PER/IND/AML was more effective than a free triple combination of a RAAS inhibitor, a diuretic and a CCB in a prospective clinical study in patients with hypertension uncontrolled on a dual SPC of RAAS inhibitor/diuretic [42]. Patients were switched to PER/IND/AML, and an age- and sex-matched control group received the free triple combination, for 4 months. Office BP (Table 2) and ambulatory BP (Table 3) decreased significantly versus baseline in both treatment groups. However, significantly more SPC than free combination recipients achieved target ambulatory BP (Table 2). The SPC was also more effective than the free combination in reducing ambulatory SBP and pulse pressure at month 1. Furthermore, BP variability was significantly lower with the SPC than with the free combination [42]. At 14 months, 77.1% and 72.4% of patients in the SPC and free combination arms achieved target office BP [48].

In prospective noncomparative studies, PER/IND/AML effectively reduced BP in patients with grade I–III uncontrolled hypertension, including those with comorbid T2DM, metabolic disorders or a high cardiovascular risk (Table 2) [37‐40, 43]. The efficacy of PER/IND/AML was confirmed by central BP measurements in one study; the mean change from baseline in central SBP/DBP at 5 months was − 24.7/− 11.8 mmHg (p ≤ 0.001 for both SBP and DBP), with 86.7% and 90% of patients achieving target central SBP and DBP, respectively [39]. Where reported, PER/IND/AML significantly (p ≤ 0.05) reduced maximum BP, BP variability, morning BP elevations and hypertensive time index [38]. Triple-component SPCs, including PER/IND/AML, were also effective in patients with resistant hypertension [41].

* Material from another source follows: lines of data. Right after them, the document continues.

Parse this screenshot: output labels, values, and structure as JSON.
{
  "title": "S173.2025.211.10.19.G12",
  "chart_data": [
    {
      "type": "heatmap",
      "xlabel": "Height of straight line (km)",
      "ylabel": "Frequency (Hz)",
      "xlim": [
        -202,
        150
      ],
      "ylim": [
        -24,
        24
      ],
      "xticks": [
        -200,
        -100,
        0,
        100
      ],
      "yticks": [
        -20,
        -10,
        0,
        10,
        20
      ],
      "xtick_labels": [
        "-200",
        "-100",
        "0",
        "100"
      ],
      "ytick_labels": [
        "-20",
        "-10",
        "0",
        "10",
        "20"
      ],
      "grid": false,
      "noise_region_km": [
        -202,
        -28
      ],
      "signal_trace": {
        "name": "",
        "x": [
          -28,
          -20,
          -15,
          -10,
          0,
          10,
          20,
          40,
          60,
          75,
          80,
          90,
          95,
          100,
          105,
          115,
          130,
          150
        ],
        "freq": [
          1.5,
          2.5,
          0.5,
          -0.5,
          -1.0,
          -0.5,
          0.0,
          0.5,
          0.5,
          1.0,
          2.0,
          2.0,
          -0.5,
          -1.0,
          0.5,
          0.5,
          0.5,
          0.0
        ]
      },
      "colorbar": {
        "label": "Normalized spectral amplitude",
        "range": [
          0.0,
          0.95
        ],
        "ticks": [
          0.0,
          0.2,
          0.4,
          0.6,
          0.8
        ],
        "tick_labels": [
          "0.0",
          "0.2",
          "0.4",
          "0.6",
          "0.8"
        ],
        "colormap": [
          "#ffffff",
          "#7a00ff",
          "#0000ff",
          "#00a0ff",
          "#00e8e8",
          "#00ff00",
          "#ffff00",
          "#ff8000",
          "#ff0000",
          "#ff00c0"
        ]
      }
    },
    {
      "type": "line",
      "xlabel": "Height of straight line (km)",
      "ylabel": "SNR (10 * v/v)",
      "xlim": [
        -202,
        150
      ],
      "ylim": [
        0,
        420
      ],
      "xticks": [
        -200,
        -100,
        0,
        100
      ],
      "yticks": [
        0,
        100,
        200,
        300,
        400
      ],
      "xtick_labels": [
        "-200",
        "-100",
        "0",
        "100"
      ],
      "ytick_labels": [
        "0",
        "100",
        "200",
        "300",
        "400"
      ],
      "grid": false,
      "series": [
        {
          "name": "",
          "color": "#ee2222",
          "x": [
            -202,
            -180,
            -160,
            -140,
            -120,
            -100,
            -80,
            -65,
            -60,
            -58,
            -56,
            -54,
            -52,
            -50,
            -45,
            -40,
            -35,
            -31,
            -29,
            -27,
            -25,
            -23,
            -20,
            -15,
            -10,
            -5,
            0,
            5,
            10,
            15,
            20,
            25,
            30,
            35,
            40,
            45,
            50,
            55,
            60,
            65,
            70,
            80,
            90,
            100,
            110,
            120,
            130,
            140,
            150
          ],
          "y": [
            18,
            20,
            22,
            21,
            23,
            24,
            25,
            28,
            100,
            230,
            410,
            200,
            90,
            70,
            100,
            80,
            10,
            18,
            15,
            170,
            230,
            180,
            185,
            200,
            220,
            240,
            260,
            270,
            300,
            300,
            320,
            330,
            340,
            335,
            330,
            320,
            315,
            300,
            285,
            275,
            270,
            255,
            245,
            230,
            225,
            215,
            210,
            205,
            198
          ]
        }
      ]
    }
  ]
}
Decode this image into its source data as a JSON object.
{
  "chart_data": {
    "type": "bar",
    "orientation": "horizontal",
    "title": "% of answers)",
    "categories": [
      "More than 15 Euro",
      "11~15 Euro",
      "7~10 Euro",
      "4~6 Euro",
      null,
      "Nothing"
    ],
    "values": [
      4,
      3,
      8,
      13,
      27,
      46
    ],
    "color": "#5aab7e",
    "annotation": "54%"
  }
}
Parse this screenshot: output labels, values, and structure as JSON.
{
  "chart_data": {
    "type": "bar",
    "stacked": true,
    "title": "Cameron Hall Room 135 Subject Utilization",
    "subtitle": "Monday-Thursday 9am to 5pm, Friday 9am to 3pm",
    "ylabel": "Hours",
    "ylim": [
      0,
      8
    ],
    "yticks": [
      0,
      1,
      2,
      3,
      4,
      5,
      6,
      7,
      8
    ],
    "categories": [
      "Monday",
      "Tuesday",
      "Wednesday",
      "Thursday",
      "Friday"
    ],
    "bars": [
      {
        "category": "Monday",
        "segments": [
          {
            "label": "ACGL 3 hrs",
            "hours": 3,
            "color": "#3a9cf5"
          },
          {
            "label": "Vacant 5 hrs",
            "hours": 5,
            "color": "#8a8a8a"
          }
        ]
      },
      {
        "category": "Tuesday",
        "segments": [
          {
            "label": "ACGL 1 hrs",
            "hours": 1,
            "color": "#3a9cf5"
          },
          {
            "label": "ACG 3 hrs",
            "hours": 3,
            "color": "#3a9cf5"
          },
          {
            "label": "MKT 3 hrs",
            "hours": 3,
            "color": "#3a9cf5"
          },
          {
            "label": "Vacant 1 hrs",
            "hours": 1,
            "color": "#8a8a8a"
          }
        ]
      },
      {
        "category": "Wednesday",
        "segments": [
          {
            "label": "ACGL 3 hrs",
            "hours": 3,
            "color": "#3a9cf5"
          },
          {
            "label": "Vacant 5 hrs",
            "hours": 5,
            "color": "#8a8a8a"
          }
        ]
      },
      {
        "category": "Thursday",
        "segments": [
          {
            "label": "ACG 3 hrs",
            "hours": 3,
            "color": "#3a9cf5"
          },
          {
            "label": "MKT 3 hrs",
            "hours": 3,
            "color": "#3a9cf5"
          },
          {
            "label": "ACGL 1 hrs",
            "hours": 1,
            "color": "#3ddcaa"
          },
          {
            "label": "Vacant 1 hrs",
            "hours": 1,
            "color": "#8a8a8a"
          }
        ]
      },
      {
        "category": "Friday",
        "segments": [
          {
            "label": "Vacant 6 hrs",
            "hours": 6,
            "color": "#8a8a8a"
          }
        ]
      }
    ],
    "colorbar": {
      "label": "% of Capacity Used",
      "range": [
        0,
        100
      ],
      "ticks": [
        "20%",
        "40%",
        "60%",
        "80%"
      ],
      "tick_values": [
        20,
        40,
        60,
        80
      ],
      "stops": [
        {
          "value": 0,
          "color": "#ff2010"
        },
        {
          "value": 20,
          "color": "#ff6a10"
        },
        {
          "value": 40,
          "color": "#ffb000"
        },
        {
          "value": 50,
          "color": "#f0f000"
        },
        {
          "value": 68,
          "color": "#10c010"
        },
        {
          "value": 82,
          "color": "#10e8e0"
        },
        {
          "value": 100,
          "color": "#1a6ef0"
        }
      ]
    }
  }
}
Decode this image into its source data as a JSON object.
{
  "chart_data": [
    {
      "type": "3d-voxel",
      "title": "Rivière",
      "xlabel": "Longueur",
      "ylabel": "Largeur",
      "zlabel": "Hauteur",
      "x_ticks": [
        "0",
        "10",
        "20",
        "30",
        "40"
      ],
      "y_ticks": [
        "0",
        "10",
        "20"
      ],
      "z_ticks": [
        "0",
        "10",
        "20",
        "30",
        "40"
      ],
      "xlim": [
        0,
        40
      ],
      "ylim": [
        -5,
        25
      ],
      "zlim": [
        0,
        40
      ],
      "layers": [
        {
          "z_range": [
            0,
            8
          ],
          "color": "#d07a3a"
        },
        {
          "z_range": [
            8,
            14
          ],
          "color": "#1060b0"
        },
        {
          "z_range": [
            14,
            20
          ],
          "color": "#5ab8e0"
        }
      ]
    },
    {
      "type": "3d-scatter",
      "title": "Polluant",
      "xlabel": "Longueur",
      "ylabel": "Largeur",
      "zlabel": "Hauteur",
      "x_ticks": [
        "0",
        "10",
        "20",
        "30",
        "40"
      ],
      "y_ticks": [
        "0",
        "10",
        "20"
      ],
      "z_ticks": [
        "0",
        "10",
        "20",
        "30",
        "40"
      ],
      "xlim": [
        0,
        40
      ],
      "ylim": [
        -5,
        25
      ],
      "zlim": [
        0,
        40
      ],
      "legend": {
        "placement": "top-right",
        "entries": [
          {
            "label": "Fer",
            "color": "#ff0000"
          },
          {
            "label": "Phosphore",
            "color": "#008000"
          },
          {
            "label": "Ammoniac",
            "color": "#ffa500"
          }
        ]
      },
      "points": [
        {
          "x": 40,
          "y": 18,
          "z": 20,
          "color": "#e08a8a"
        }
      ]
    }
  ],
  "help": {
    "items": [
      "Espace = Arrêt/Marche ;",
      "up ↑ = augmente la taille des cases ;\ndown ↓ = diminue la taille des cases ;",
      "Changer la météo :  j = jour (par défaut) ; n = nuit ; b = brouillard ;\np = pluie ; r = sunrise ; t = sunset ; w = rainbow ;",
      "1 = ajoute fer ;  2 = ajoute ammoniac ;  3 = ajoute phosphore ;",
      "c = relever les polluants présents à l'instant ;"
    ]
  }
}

The therapeutic effect of PER/IND/AML was associated with improvements in health-related quality of life (HR-QOL) in hypertensive patients, as assessed by the 36-Item Short Form Survey [50] or the World Health Organization Quality-of-Life Scale (WHOQOL-BREF) [43]. In TRIO, the mean mood score increased significantly in the PER/IND/AML group versus baseline and control (p < 0.001 for both), with no significant changes in other variables in both groups [50]. In another study, the BP-lowering effect of the SPC significantly (p < 0.05) improved depression, with a slight improvement in anxiety level, as assessed by the Hospital Anxiety and Depression Scale [38]. In small clinical trials, after 3 months’ PER/IND/AML treatment, investigators rated each patient’s general condition or well being as ‘excellent’ or ‘improved’ in ≈ 89% of patients (the other rating categories were ‘appropriate’ or ‘worse’) [37, 40].

The use of triple-component SPC PER/IND/AML was associated with high adherence to treatment in the clinical practice setting [52, 56]. In CONTROL-3, patient-reported treatment adherence was assessed using the Hill-Bone high BP adherence scale, which assesses three behavioural domains (medication-taking, reduced sodium intake and appointment-keeping), with the total score ranging from 14 (high adherence) to 56 (low adherence) [52]. After 1 and 4 months’ PER/IND/AML treatment, total scores were 19.1 and 18.7, respectively. A higher treatment adherence was associated with a greater SBP reduction [52].

In clinical studies, compliance to PER/IND/AML treatment was high (87–98.5% of patients) [33‐36] and was significantly (p < 0.05) higher than that seen with the free combination of PER + IND + AML (94% vs 85% [34]; 87% vs 61% [33]). Where reported, Morisky Medication Adherence scale scores significantly (p < 0.05) increased over 3 months’ treatment with the SPC [38, 41].